Masyarakat Jawa Tengah cenderung memiliki logat bahasa dan tutur kata yang lembut dalam berbicara. Sebagai seorang mahasiswa perantauan tentu harus cerdas dalam mengatasi situasi dan kondisi yang terjadi di lingkungan yang sedang ditempati saat berkuliah agar kedepannya dalam menjadi aktifitas sehari-hari tidak terdapat kendala. Berbagai macam kendala mungkin sering dialami oleh para mahasiswa rantau dari mulai perbedaan bahasa,cita rasa makanan,adat istiadat dan lain-lain.

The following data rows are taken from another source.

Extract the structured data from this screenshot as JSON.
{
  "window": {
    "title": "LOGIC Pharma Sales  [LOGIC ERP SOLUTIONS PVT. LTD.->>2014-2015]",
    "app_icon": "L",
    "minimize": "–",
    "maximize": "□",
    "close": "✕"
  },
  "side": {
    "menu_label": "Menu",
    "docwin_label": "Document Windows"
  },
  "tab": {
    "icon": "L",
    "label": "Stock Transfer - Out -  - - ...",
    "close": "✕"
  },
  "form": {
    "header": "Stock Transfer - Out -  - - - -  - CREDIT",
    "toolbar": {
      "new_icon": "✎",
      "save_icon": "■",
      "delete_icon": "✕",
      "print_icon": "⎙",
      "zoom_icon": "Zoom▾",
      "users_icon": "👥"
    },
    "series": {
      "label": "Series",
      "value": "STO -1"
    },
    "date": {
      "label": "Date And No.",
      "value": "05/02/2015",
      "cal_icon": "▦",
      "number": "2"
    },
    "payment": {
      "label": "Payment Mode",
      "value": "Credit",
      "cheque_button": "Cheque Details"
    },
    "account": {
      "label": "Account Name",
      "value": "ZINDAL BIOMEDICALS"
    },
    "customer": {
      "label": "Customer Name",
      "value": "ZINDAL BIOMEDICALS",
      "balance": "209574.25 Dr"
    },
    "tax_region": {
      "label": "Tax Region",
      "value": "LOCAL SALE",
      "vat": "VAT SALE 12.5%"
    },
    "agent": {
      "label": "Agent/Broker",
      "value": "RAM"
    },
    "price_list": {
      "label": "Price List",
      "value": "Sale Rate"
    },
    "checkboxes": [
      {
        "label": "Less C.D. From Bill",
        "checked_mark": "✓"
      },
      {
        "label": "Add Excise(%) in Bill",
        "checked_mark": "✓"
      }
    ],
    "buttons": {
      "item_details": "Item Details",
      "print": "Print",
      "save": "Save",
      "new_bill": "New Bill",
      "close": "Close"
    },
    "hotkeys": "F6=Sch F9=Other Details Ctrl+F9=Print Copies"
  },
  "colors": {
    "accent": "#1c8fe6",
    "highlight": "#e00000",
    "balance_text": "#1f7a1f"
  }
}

Lalu bagaimana cara kita untuk mengatasi masalah itu ? yaitu dengan mengamati kebiasaan orang-orang sekitar dalam berkegiatan sehari-hari dan bila perlu belajar tentang bahasa daerah beserta artinya kepada teman yang lahir dan tinggal di kota rantau yang kita tempati. Perlu adanya proses adaptasi yang bertahap agar kemudian seorang mahasiswa rantau dapat menempatkan diri dan ber-aktifitas dengan nyaman tanpa merasa kesulitan ketika berada di perantauan. Hal-hal yang berpotensi menyulitkan saat pertama kali merantau seperti bahasa daerah yang asing terdengar di telinga, makanan di daerah rantau yang sedikit berbeda variannya dengan di daerah asal, iklim yang sangat berbeda beberapa hal tersebut tentu menyulitkan kehidupan jika tidak diimbangi dengan proses adaptasi.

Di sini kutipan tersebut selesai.